One of those groups, said Kenney, is the Canadian Arab Federation whose president Khaled Mouammar called him a "professional whore" after Kenney criticized the presence of Hezbollah and Hamas flags at anti-Israel rallies in Toronto.
Kenney said the same group criticized Liberal MP Bob Rae because of his wife's involvement in Canada's Jewish community.
The federation received a $447,297 contribution from Kenney's department to operate a settlement program in Toronto for two years, teaching new immigrants language and job searching skills.
HELP FOR NEWCOMERS
Kenney said he has already asked department officials to weigh comments made by groups when evaluating funding applications, and the comments made by the Arab Federation president will affect its contribution when the current one expires in March 2010.
Mouammar, however, says that Kenney's decision will hurt newcomers to Canada, not just Arabs.

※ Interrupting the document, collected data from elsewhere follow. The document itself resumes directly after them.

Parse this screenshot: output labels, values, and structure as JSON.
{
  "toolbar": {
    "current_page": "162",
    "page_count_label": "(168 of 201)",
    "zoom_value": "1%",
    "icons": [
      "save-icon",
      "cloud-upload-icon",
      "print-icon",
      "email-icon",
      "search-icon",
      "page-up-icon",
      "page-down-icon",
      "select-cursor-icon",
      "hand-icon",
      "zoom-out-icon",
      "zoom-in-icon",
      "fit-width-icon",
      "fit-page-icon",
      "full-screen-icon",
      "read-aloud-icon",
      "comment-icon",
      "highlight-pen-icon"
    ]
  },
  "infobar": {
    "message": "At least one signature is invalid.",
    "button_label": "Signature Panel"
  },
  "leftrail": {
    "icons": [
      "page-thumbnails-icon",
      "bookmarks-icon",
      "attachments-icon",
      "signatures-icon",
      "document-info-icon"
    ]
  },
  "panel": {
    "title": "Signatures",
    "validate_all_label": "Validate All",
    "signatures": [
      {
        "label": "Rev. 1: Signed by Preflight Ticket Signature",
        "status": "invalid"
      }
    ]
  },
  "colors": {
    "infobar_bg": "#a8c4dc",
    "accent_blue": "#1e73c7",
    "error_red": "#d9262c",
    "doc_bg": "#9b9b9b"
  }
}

Arabs make up only 5% of those who receive his group's settlement services, which Mouammar said were among the best in the Toronto area. Mouammar said Kenney's decision is "vindictive" and accused him of promoting Islamophobia internationally.
"This government is anti-Arab and anti-Muslim," he said, adding the federal government has refused to meet with the Canadian Arab Federation or the Canadian Islamic Congress since Prime Minister Stephen Harper came to power.
In the interview and in his speech, Kenney was also critical of the Canadian Islamic Congress, saying its former president Mohamed Elmasry once tried to "legitimize the killing of all Israeli adults."
Wahida Valiante, who succeed Elmasry as president of the CIC -- which doesn't get government funding -- said Kenney misrepresented Elmasry's comments on the world stage.
Kenney's comments come as he is attending the meeting of the International Parliamentary Coalition to Combat Anti-Semitism. Kenney said the theme emerging from the meeting is the new and growing anti-Semitism around the world in the form of anti-Zionism.